= Ashtakam =

Form of poem with eight stanzas

The term ashtakam (अष्टकम् aṣṭakam), also often written astakam, is derived from the Sanskrit word aṣṭā, meaning "eight". In context of poetic compositions, 'ashtakam' refers to a particular form of poetry, written in eight stanzas.

==Form==
The stanzas in an "ashtakam" are a rhyming quartet with four lines, i.e. end lines rhyme as a-a-a-a. Thus, in an ashtakam generally thirty-two lines are maintained. All these stanzas follow a strict rhyme scheme. The proper rhyme scheme for an astakam is: a-a-a-a/b-b-b-b….. (/ represents a new stanza). The rhyme designs are both ear-rhymes and eye-rhymes. Ear-rhyme where the end letters rhyme in sound and audibility, and eye-rhyme where the end letters appear similar. This rhyme sequence sets the usual structure of the astakam. astakam rhyme consists of identical ("hard-rhyme") or similar ("soft-rhyme") sounds placed at predictable locations, normally the ends of lines for external rhyme or within lines for internal rhyme.

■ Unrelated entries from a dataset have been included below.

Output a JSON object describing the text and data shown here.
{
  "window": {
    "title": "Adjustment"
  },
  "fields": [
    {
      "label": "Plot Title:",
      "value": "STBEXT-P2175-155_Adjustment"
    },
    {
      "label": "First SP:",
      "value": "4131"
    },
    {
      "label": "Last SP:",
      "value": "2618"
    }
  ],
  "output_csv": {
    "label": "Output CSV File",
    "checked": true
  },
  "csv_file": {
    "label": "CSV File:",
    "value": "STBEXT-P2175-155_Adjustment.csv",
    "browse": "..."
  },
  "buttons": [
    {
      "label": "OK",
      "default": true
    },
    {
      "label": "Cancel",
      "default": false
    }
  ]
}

Sanskrit language exhibits high richness in sustaining rhyming structures. Thus Sanskrit ashtakams are capable of carrying a limited set of rhymes all over a lengthy composition.

Several times in an ashtakam, the quatrains (sets of four lines) conclude abruptly or in other cases, with a couplet (a pair of lines). In the body quatrains the poet establishes a theme and then may resolve it in the final lines, called the couplet, or may leave them unsolved. Sometime the end couplet may contain self-identification of the poet. The structure is also bound by rules of meter for enhanced suitability for recital and classical singing.
However, there are several ashtakams that do not conform to the regular structure.

==History==
The conventions associated with the ashtakam have evolved over its literary history of more than 2500 years. One of the best known ashtakam writers was Adi Sankaracharya, who created an ashtakam cycle with a group of ashtakams, arranged to address a particular deity, and designed to be read both as a collection of fully realized individual poems and as a single poetic work comprising all the individual ashtakams. He wrote more than thirty astakams in stuti [dedication] to various deities.

Ashtakams were a very popular and generally accepted genre of devotional and general poetry during the golden period of Sanskrit literature, and also that of Vedic Indian Literature.